Discount points - These allow you to lower your interest rate. They are essentially prepaid interest, with each point equaling 1% of the total loan amount. Generally, for each point paid on a 30-year mortgage, the interest rate is reduced by 1/8 (or.125) of a percentage point.

Earnest Money - this is money put down to demonstrate your seriousness about buying a home. It must be substantial enough to demonstrate good faith and is usually between 1-5% of the purchase price (though the amount can vary with local customs and conditions). If your offer is accepted, the earnest money becomes part of your down payment or closing costs. If the offer is rejected, your money is returned to you.

Escrow Account - established by your lender, an escrow account is a place to set aside a portion of your monthly mortgage payment to cover annual charges for homeowner's insurance, mortgage insurance (if applicable), and property taxes.

Loan to Value Ratio - The LTV ratio is the amount of money you borrow compared with the price or appraised value of the home you are purchasing. Each loan has a specific LTV limit. For example: with a 95% LTV loan on a home priced at $50,000, you could borrow up to $47,500 (95% of $50,000), and would have to pay $2,500 as a down payment. The LTV ratio reflects the amount of equity borrowers have in their homes.
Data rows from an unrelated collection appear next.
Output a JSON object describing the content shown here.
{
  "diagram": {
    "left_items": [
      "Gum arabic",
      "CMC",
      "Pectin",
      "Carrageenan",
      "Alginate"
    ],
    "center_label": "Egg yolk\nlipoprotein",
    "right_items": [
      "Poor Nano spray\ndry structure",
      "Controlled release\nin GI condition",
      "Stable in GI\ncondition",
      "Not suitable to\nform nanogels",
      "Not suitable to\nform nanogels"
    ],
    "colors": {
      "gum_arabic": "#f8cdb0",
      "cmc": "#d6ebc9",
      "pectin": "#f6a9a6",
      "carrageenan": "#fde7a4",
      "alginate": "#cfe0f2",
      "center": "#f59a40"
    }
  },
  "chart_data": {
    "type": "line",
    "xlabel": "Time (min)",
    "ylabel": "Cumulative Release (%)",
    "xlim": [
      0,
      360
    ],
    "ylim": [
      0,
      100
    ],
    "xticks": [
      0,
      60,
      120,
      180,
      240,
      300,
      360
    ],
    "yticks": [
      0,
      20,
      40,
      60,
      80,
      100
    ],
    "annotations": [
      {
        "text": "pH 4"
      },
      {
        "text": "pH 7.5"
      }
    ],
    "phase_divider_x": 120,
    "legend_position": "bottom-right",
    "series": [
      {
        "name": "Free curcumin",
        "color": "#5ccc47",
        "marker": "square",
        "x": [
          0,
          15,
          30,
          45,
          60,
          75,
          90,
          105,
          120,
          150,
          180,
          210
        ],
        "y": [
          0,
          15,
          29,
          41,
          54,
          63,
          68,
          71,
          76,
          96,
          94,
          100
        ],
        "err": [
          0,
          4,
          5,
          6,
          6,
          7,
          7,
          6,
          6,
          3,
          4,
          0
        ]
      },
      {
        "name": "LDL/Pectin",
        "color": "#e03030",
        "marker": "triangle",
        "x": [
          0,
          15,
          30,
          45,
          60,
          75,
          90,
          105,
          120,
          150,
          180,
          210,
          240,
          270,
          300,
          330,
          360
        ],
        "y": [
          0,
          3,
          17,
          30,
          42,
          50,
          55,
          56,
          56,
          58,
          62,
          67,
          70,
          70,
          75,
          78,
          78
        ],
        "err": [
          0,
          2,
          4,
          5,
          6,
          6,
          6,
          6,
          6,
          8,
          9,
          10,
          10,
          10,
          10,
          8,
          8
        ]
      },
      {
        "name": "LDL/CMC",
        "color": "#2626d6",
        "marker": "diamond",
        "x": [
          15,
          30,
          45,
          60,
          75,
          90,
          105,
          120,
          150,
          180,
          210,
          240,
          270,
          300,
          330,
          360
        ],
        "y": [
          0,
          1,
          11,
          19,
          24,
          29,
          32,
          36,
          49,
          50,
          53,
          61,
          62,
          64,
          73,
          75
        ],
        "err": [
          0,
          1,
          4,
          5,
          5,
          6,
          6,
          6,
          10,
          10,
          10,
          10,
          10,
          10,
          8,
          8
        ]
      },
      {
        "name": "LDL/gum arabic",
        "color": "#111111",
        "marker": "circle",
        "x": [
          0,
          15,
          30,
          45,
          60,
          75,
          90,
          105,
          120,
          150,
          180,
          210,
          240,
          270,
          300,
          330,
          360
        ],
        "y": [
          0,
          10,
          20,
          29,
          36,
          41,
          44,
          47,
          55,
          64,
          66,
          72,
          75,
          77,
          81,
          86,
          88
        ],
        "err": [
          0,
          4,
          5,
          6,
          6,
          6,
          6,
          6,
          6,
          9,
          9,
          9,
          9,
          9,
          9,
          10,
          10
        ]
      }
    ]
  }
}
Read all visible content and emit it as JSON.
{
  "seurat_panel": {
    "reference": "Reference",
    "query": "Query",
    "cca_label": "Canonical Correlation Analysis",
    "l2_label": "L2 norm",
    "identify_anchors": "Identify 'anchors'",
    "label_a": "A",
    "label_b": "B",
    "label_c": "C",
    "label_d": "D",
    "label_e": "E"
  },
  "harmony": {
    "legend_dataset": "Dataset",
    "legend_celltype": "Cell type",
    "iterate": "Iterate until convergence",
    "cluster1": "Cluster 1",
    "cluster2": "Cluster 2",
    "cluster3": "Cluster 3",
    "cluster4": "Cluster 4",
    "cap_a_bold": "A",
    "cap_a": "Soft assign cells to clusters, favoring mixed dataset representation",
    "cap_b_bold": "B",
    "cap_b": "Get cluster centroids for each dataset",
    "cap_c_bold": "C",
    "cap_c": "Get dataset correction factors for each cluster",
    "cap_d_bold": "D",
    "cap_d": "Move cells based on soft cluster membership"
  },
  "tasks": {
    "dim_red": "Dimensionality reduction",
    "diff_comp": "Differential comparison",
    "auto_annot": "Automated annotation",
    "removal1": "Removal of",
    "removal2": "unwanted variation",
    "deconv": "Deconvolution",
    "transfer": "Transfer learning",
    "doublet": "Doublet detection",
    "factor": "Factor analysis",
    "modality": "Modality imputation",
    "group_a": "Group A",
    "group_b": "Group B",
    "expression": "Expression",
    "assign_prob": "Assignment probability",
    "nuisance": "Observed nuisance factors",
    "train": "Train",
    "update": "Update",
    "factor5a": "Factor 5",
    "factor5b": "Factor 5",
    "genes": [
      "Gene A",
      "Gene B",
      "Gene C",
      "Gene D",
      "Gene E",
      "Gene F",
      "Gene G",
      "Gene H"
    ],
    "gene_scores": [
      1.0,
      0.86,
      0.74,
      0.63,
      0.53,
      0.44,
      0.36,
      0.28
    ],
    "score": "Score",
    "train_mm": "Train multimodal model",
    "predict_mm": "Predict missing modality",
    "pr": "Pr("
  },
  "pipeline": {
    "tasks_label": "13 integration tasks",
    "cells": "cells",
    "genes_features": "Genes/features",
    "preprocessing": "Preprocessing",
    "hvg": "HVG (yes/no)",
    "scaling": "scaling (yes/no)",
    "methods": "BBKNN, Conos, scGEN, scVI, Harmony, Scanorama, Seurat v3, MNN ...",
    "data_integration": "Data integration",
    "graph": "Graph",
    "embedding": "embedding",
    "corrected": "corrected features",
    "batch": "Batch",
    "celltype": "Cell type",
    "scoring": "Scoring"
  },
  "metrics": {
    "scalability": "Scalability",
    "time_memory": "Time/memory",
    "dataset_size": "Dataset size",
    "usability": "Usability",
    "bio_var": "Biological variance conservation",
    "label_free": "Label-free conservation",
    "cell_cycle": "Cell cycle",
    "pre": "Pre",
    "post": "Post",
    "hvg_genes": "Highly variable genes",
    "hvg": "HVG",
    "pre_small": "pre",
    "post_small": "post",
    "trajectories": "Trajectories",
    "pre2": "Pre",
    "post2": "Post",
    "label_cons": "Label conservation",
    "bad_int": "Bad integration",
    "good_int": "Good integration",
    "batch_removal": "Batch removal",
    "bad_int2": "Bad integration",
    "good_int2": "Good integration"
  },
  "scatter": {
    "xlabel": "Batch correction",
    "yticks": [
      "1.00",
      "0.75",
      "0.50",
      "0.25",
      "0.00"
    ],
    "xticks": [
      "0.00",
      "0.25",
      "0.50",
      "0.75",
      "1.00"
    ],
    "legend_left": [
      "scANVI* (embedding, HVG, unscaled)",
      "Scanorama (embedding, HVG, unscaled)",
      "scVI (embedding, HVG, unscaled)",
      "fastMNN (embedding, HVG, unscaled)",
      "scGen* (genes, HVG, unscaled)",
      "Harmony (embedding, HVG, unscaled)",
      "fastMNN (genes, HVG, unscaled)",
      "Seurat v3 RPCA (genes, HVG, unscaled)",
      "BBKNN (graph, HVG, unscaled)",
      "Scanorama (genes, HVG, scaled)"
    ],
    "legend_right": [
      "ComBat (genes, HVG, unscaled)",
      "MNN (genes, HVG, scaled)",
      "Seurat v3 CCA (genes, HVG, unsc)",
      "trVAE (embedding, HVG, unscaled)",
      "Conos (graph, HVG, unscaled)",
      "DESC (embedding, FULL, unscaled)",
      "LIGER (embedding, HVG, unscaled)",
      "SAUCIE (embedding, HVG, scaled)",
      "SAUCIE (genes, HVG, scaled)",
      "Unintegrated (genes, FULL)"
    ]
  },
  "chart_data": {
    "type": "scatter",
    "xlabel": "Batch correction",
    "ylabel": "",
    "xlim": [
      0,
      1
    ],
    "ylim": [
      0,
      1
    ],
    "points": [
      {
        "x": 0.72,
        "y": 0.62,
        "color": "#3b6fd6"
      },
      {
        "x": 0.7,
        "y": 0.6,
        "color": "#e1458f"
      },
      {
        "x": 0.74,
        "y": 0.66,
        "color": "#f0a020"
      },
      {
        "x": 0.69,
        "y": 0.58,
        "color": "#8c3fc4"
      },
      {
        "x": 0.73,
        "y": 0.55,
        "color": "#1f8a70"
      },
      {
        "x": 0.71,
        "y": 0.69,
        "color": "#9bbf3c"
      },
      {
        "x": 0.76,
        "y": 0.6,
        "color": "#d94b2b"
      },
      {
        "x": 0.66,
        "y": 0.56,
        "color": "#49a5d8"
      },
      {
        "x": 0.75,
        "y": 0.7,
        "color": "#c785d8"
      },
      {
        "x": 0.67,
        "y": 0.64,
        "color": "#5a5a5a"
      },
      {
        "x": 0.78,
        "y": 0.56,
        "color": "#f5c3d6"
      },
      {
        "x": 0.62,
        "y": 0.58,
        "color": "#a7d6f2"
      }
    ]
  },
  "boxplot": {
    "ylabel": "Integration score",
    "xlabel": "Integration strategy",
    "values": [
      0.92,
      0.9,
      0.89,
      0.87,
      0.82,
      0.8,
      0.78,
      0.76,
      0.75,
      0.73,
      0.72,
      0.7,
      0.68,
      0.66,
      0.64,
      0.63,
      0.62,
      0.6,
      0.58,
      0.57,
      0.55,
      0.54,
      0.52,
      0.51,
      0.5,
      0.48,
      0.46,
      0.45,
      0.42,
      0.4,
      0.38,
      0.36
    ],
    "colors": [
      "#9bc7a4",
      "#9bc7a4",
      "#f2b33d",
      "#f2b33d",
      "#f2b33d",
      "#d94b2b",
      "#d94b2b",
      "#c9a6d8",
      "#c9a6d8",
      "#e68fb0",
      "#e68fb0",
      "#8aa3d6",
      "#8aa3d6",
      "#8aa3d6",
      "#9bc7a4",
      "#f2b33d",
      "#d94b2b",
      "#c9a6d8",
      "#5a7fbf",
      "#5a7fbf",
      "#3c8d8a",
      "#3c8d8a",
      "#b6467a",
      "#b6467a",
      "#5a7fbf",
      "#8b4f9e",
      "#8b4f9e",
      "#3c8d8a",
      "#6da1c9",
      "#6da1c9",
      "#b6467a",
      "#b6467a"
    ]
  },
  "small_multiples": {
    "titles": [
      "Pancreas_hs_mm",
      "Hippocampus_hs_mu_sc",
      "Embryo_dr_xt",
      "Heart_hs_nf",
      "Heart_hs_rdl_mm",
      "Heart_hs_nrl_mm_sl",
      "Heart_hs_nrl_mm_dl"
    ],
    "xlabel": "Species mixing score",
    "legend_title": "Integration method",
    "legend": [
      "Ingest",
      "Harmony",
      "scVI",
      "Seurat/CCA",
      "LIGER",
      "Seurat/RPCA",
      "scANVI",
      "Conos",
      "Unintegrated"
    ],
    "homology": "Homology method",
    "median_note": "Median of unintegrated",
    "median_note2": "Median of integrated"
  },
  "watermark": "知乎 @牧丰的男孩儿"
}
The higher the LTV ratio, the less cash homebuyers are required to pay out of their own funds.

PMI - stands for Private Mortgage insurance. These are privately-owned companies that provide mortgage insurance, offering standard and special affordable programs for borrowers. These companies provide guidelines to lenders that detail the types of loans they will insure. Lenders use these guidelines to determine borrower eligibility.

Pre-approval - a lender's actual commitment to lend to you. It involves assembling certain financial records and going through a preliminary approval process. Pre-approval gives you a definite idea of what you can afford and shows sellers that you are serious about buying.

Pre-qualification - an informal way to see how much you may be able to borrow. Some lenders will "pre-qualify" an individual without paperwork, if they know the individual's income, long-term debts, and how much money is available for a down payment. Pre-qualification helps you arrive at a ballpark figure of the amount you may have available to spend on a house.

RESPA - stands for Real Estate Settlement Procedures Act. It requires lenders to disclose information to potential customers throughout the mortgage process. RESPA mandates that lenders fully inform borrowers about all closing costs, lender servicing and escrow account practices, and business relationships between closing service providers and other parties to the transaction.